Il termine n. non va confuso con quello di​​ nozione​​ (dal lat.​​ notio,​​ deriv. da​​ noscere,​​ conoscere) che designa l’elemento di qualunque contenuto del sapere, per cui viene usato come sinonimo di concetto, idea la cui assimilazione è la base indispensabile di ogni conoscenza più ampia ed elaborata.

1. Il n., invece, è da intendere come tendenza didattica che favorisce il formarsi di una cultura basata su nozioni soltanto mnemoniche, sia misurando il valore intellettuale con l’accumulazione e memorizzazione delle nozioni, sia ponendo l’accento esclusivo sull’informazione – pericolo in crescita nella nostra infosocietà –, e di conseguenza utilizzando principalmente, per non dire esclusivamente, la​​ ​​ lezione intesa come tecnica di trasmissione di nozioni fatte apprendere atomisticamente. In questo modo il n. trasforma la nozione da strumento necessario (ma non sufficiente) in fine dell’apprendimento, della cultura e dell’educazione.

2. In tale tendenza si è ben lungi dal concepire l’alunno come agente principale del suo apprendimento e l’apprendimento come conquista personale dello stesso. Per essa è importante adeguare l’alunno al programma anziché il programma all’alunno. In realtà anche lo stesso programma viene concepito in modo astratto, centrato sull’oggetto della conoscenza, ancorato al passato statico senza tener presenti le esigenze formative dell’alunno che viene ritenuto una tabula rasa da riempire di nozioni.

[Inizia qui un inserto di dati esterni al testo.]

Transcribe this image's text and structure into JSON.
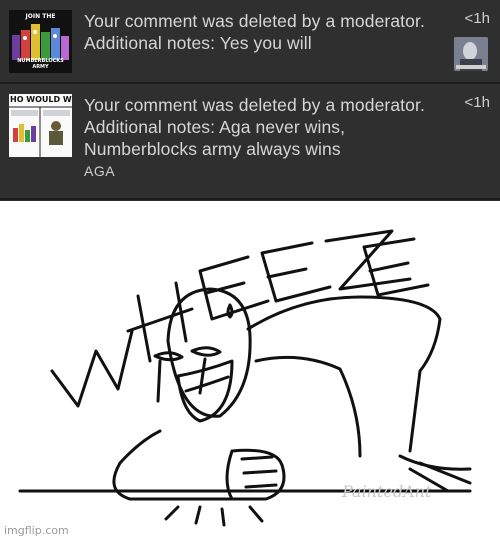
{
  "notifications": [
    {
      "message_line1": "Your comment was deleted by a moderator.",
      "message_line2": "Additional notes: Yes you will",
      "time": "<1h",
      "thumb_top_text": "JOIN THE",
      "thumb_bottom_text": "NUMBERBLOCKS ARMY"
    },
    {
      "message_line1": "Your comment was deleted by a moderator.",
      "message_line2": "Additional notes: Aga never wins,",
      "message_line3": "Numberblocks army always wins",
      "author": "AGA",
      "time": "<1h",
      "thumb_top_text": "HO WOULD WI"
    }
  ],
  "meme": {
    "caption": "WHEEZE",
    "artist_signature": "PaintedAnt",
    "watermark": "imgflip.com"
  },
  "colors": {
    "panel_bg": "#2f2f2f",
    "text": "#d6d6d6",
    "divider": "#1c1c1c"
  }
}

3. Per il n. l’insegnamento non può essere che verbale, collettivo, libresco, spesso e facilmente impositivo, riducendosi tutto a travaso di notizie, senza favorire quindi un’elaborazione personale e critica da parte dell’alunno, rendendo l’apprendimento staccato dalla vita, riducendolo alla memoria di formule già fatte e non prodotte dall’allievo stesso. Per il n. scompare praticamente la libertà, la vera attività dell’alunno. Il n., perciò, facilmente può portare alla passività, alla ricezione meccanica, all’intellettualismo, all’​​ ​​ individualismo, al culto dei bei concetti, all’erudizione, allo studio fine a se stesso, al dogmatismo, da una parte, e all’autoritarismo, all’​​ ​​ adultismo dall’altra, ragion per cui la scuola impropriamente detta «tradizionale» è stata fortemente criticata di pedantismo. Oggi con la sottolineatura dell’unitarietà e organicità del sapere (​​ interdisciplinarità) e del metodo di studio e di ricerca, così pure con gli studi dell’apprendimento scolastico, il n. dovrebbe essere debellato anche dalla prassi.

Bibliografia

Volpicelli L. (Ed.),​​ Lessico delle scienze dell’educazione,​​ vol. 2, Firenze, Vallardi, 1978, 772 (voci: «Nozione»; «N.»); Ausubel D. P.,​​ Educazione e processi cognitivi: guida psicologica per gli insegnanti, Milano, Angeli, 1978; Novak J.,​​ L’apprendimento significativo. Le mappe concettuali per creare e usare la conoscenza, Trento, Erickson, 2001.